Several Cuban American members of Congress have presented a bill to process family reunification visa requests at the Guantanamo Bay U.S. Naval Station in Cuba, until a suitable place is found elsewhere on the island.

"Allowing applicants to conduct their interviews at the naval station would ensure that U.S. personnel remain safe and would greatly ease the burden on Cuban applicants by allowing them to remain on the island during the application process," Mario Diaz-Balart, the Republican congressman from Miami, wrote in an op-ed column in the Nuevo Herald on Tuesday.

The Key Biscayne sailboat

It remains unclear who the migrants are and where they came from, though Univision found evidence in the sailboat that indicated they had come from Cuba.
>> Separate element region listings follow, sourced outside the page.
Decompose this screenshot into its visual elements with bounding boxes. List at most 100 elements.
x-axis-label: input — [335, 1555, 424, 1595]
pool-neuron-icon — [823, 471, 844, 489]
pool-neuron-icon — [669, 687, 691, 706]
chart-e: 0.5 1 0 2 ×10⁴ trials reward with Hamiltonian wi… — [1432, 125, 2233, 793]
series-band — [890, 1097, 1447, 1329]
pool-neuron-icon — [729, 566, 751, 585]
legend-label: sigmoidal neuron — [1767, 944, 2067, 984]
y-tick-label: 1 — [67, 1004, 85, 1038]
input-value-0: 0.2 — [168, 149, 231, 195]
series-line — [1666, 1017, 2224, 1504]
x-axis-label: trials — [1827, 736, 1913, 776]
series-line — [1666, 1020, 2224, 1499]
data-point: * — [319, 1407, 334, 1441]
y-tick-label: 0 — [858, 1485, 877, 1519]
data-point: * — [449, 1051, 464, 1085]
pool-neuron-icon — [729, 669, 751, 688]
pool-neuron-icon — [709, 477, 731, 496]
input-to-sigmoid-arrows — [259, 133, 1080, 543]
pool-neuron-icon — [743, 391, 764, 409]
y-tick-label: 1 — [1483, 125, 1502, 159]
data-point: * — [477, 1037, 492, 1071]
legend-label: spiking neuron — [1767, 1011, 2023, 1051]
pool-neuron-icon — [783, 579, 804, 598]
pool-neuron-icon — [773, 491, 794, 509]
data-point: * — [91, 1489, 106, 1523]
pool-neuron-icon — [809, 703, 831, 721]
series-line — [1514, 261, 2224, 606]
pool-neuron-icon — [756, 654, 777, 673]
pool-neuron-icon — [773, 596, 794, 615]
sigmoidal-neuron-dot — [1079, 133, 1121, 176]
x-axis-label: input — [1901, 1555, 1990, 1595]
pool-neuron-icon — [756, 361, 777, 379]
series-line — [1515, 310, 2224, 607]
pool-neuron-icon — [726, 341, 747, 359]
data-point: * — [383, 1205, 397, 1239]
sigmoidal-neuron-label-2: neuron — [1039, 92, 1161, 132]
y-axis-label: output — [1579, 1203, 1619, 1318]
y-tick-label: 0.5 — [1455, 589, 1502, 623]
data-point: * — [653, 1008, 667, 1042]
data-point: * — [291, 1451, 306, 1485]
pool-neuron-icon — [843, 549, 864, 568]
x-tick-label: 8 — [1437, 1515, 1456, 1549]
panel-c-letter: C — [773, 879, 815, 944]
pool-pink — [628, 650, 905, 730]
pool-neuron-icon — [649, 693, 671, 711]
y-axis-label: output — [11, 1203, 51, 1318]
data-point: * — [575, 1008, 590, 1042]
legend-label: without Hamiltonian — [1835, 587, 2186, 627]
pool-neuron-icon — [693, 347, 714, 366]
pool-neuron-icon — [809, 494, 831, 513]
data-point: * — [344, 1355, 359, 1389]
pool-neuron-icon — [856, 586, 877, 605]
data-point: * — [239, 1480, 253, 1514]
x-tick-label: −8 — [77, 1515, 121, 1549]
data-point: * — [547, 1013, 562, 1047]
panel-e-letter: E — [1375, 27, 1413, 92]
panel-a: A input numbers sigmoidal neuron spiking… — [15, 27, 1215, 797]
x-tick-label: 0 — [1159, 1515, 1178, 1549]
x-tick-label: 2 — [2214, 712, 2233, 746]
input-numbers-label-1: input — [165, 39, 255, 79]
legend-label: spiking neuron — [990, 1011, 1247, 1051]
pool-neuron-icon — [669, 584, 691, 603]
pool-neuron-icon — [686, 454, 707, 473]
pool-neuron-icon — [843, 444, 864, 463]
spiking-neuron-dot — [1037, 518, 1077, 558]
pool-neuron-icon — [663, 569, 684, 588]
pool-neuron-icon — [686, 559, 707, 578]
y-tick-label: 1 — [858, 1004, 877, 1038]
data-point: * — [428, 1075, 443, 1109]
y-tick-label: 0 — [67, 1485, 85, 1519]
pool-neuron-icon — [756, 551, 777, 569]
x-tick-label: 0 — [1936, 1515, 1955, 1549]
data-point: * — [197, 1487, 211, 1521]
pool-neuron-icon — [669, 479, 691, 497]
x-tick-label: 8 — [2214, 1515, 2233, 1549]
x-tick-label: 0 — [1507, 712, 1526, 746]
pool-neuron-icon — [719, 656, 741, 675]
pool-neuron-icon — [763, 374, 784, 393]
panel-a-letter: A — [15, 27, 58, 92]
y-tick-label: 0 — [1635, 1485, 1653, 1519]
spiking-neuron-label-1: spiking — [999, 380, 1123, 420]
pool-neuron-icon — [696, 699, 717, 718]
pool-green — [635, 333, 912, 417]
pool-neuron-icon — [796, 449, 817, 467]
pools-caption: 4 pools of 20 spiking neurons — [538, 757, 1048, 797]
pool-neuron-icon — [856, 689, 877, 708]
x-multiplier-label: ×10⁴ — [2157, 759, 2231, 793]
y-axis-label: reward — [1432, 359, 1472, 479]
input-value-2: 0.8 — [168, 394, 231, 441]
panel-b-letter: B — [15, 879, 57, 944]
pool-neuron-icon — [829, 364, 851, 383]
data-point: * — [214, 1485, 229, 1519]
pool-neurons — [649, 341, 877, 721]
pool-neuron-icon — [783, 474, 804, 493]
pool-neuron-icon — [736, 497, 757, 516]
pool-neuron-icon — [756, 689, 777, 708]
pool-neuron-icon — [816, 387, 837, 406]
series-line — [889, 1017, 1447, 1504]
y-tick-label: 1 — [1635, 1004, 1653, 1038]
A plastic bucket in the boat carried lettering from Cupet, Cuba’s state-owned gasoline company.

While the boat was structurally intact it had no engine and had only a canvas tarp sail with a mast and rigging made from tree branches, rope and some adjustable metal tension screws. It seemed unlikely to have been able to make the 225-mile journey from Cuba’s north coast to Miami, battling the strong currents of the Straits of Florida.

Ropes on the prow indicated it might have been towed part of the way by a smuggling vessel. There were also several unopened bottles of water from a Florida supermarket found on board.

"It doesn't look seaworthy," said Alex Cobo, a local resident who witnessed the boat's arrival. "They must be so desperate to risk it like that. You have to feel sorry for them." he added.